À une semaine des élections provinciales

Depuis la disparition de l’Action démocratique du Québec (ADQ), je suis orphelin. Il n’y a plus de parti politique qui correspond à mes attentes. Un parti qui préconise la réduction des dépenses publiques au lieu d’augmenter les impôts. Un parti qui croit que la création de richesse – tant individuelle que corporative – permettra de sortir le Québec de son enlisement économique. Un parti qui croit comme moi que c’est assez de l’interventionnisme de l’état et qu’il est temps que les citoyens reprenne le contrôle de leur destinée. Aucun parti disais-je. Zéro… Niet… Nada…

Quand on est de la gauche socialiste comme la majorité des partis que je retrouverai bientôt sur mon bulletin de vote, l’ADQ, c’était l’extrême droite. Si vous voulez savoir c’est quoi l’extrême droite, je vous invite à regarder du côté de l’Europe. Il y en a quelques “beaux” exemples là-bas. Ici, dans la vraie vie, c’était le centre droit, tout au plus. Mais c’était tout de même plus à droite que tout ce qu’on retrouve sur l’échiquier politique québécois. Malheureusement, après un bref flirt avec le pouvoir en 2007-2008, l’ADQ est redevenu un parti régional et elle finira par fusionner avec la Coalition Avenir Québec (CAQ) en février 2012.

Bien qu’ayant récupéré la majorité des députés de l’ex-ADQ, la CAQ est une différente bête… François Legault, l’actuel chef du parti, est un ancien ministre péquiste qui a défroqué après une courte retraite de la vie politique pour fonder la CAQ. Puisqu’il s’agit d’une coalition, son équipe regroupe également des candidats qui ont, jusqu’à récemment, été identifié à des partis socialistes de gauche. D’ailleurs, son propre passé souverainiste est venu le hanter à quelques reprises au cours des 4 débats télévisés qui ont été présentés entre le 19 et le 22 août 2012.

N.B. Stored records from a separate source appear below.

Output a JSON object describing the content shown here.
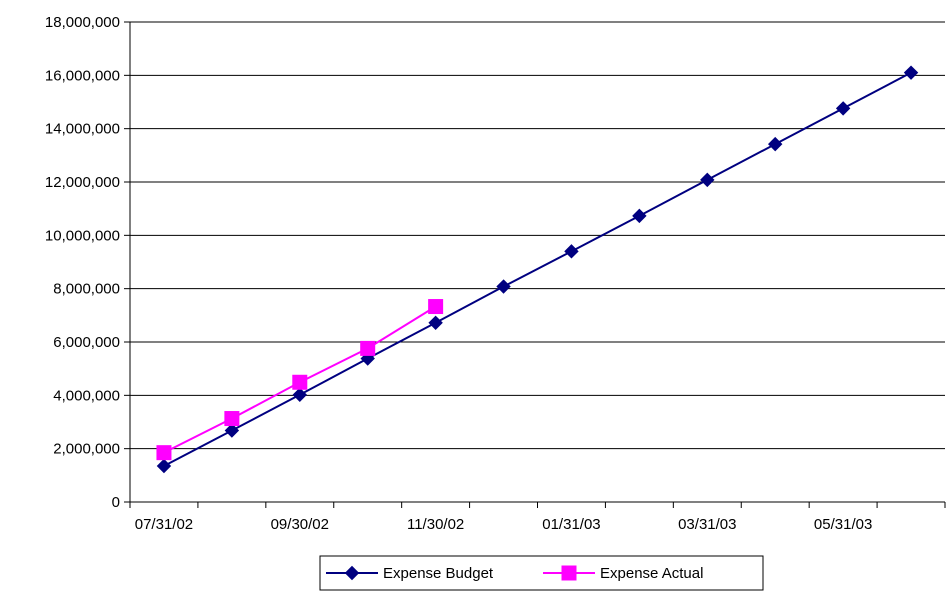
{
  "chart_data": {
    "type": "line",
    "title": "",
    "xlabel": "",
    "ylabel": "",
    "ylim": [
      0,
      18000000
    ],
    "yticks": [
      "0",
      "2,000,000",
      "4,000,000",
      "6,000,000",
      "8,000,000",
      "10,000,000",
      "12,000,000",
      "14,000,000",
      "16,000,000",
      "18,000,000"
    ],
    "ytick_values": [
      0,
      2000000,
      4000000,
      6000000,
      8000000,
      10000000,
      12000000,
      14000000,
      16000000,
      18000000
    ],
    "x": [
      "07/31/02",
      "08/31/02",
      "09/30/02",
      "10/31/02",
      "11/30/02",
      "12/31/02",
      "01/31/03",
      "02/28/03",
      "03/31/03",
      "04/30/03",
      "05/31/03",
      "06/30/03"
    ],
    "xtick_labels": [
      "07/31/02",
      "09/30/02",
      "11/30/02",
      "01/31/03",
      "03/31/03",
      "05/31/03"
    ],
    "grid": "horizontal",
    "legend": "bottom",
    "series": [
      {
        "name": "Expense Budget",
        "color": "#000080",
        "marker": "diamond",
        "values": [
          1350000,
          2680000,
          4020000,
          5380000,
          6720000,
          8080000,
          9400000,
          10730000,
          12080000,
          13420000,
          14760000,
          16100000
        ]
      },
      {
        "name": "Expense Actual",
        "color": "#ff00ff",
        "marker": "square",
        "values": [
          1850000,
          3130000,
          4490000,
          5760000,
          7330000,
          null,
          null,
          null,
          null,
          null,
          null,
          null
        ]
      }
    ]
  }
}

Personnellement, je crois qu’à l’intérieur des 10 années qu’il se donne pour redresser la situation du Québec, il ne sera pas question de souveraineté. Mais à l’heure actuelle, là n’est pas la question. Pour l’instant, il faut plutôt s’attarder à ce qu’il veut faire et non à ce qu’il ne veut pas faire. Et à date, ce qu’il veut faire ne vient pas particulièrement me chercher. J’ai comme l’impression qu’il a beaucoup trop de vin dans la coupe que jadis me tendait l’ADQ. Bien sûr, l’arrivée de quelques grosses pointures semble intéressante à première vue mais est-ce vraiment eux qui vont faire une différence ? Personnellement, j’en doute. On ne bâti pas un cabinet de ministres avec un chef moyen et deux coqs… Que va-t-il arriver aux lieutenants de l’ADQ que l’on a pratiquement pas vu devant la campagne. Où sont-elles rendues les idées que l’ADQ défendaient il y a à peine 6 mois ?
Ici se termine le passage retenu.